I hope you enjoy the following snapshots from that day—think of it as a virtual walkabout:
Our garden lives much larger than the tiny city-sized plot it resides on. The space is divided into many different areas—dining, lounging, mixed borders (shade, sun, mixed), vegetable plantings, and workspace—the list goes on and on. We find the more we ask of our tiny lot, the more it expands to meet our expectations.
“Densely planted” (read: crammed) borders ebb and flow with seasonal highlights, including a remarkable Eucryphia ×nymansensis (at the right of the frame in the above left photo, and in full glory, above right) that is the undisputed queen of the early August garden. This year the 35+-foot multi-stemmed shrub bloomed about 3 weeks early; meaning all that was left of the show by the Open Garden event was a carpet of faded blossoms dried to an agreeable burnt orange, which blended nicely with the rest of the plantings and my collection of rusty artifacts. (And no, that wasn’t planned. Just a happy accident of the sort that gardens sometime hand us if we’re paying attention.)
Hamammalis ×intermedia ‘Arnold Promise’ and Corokia cotoneaster provide a study in contrast silhouetted against a pedestrian hedge of Thuja occidentalis in the entry garden.
Strong architectural elements are critical to keep this enthusiastic planting style from dissolving into a confused hodgepodge. This is likely the biggest takeaway lesson I’ve learned in the process of building this new garden. We chose a limited palette of rustic (and affordable) concrete, cedar, galvanized aluminum, river rock, and of course, rusty metal. There’s a great deal of freedom in limiting your materials and the end result is each element relates to the whole—and decision making is simplified.

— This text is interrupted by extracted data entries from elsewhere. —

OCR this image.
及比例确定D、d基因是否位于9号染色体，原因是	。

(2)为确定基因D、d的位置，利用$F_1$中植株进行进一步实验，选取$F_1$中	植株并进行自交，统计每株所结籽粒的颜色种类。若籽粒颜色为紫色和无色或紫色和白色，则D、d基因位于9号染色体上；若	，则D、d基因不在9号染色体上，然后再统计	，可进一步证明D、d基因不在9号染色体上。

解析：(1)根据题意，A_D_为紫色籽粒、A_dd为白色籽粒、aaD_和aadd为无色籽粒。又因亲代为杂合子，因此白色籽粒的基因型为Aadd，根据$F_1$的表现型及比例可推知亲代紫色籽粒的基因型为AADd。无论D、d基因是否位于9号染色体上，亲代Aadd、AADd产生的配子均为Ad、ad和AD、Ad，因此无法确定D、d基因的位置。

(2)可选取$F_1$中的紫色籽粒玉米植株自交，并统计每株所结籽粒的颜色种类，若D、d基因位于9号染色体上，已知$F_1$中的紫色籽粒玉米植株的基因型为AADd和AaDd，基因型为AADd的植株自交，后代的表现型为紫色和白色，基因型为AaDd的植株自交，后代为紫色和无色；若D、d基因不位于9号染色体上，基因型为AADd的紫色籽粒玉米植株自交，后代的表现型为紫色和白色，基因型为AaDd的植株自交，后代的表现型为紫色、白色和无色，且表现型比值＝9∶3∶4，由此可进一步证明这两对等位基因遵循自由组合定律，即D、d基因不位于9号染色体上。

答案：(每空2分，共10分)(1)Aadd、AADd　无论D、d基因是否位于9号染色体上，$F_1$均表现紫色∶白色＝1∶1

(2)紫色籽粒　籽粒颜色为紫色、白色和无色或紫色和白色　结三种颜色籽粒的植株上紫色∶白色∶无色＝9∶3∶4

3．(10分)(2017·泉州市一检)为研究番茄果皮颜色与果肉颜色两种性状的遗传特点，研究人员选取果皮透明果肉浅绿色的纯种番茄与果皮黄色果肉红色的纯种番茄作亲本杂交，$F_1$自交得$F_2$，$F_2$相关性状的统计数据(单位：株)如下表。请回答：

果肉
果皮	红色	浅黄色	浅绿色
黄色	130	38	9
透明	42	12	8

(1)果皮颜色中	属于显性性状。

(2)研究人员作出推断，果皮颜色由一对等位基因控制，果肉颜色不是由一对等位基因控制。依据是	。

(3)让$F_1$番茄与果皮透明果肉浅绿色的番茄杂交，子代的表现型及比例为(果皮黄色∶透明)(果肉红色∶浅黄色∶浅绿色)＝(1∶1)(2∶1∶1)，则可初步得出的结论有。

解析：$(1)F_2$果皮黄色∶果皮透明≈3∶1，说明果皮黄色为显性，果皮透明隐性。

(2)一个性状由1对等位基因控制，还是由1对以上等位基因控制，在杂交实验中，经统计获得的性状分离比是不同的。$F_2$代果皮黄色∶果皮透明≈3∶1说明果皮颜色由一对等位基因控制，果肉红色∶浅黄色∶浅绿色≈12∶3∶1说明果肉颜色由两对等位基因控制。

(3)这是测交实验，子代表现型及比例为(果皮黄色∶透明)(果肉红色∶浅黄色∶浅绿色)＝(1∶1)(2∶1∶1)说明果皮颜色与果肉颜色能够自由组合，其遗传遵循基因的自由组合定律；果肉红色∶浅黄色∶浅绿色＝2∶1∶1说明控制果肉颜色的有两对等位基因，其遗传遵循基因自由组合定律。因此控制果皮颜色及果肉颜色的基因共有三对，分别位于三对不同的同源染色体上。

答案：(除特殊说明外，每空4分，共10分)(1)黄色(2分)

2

Galvanized agricultural stock tanks create almost instant raised beds after drilling dozens of drainage holes in the bottom of each container. A large soil volume makes these plantings easy to maintain but I’m struggling with bringing the sterile topsoil we filled them with to life. I see a large load of manure in my not-to-distant future.
Gabions—essentially a metal cage filled with rocks—are a repeating motif throughout the garden. They contribute structure, seating, and an easy DIY retaining solution for changing levels.
Even though these plants have only been in the ground for a year Euphorbia rigida, Hylotelephium telephium, Nasella tenuissima, and a rhizomatous allium that I always forget the name of (A. senescens cross?) never even blinked in the course of a challenging growing season.
Cutflowers, vegetables, herbs, and fragrances of all sorts dominate high summer (and our dinner table!)
Putting the space above the ground plane in the garden to work not only softens the structures but you get beans, grapes, and peas!
Ours is a personality-driven landscape that suits us just fine. Built and furnished with quirky items, favorite and select plants, and lots of delicious flavors—it’s our personal playground and a refuge from an indoor life.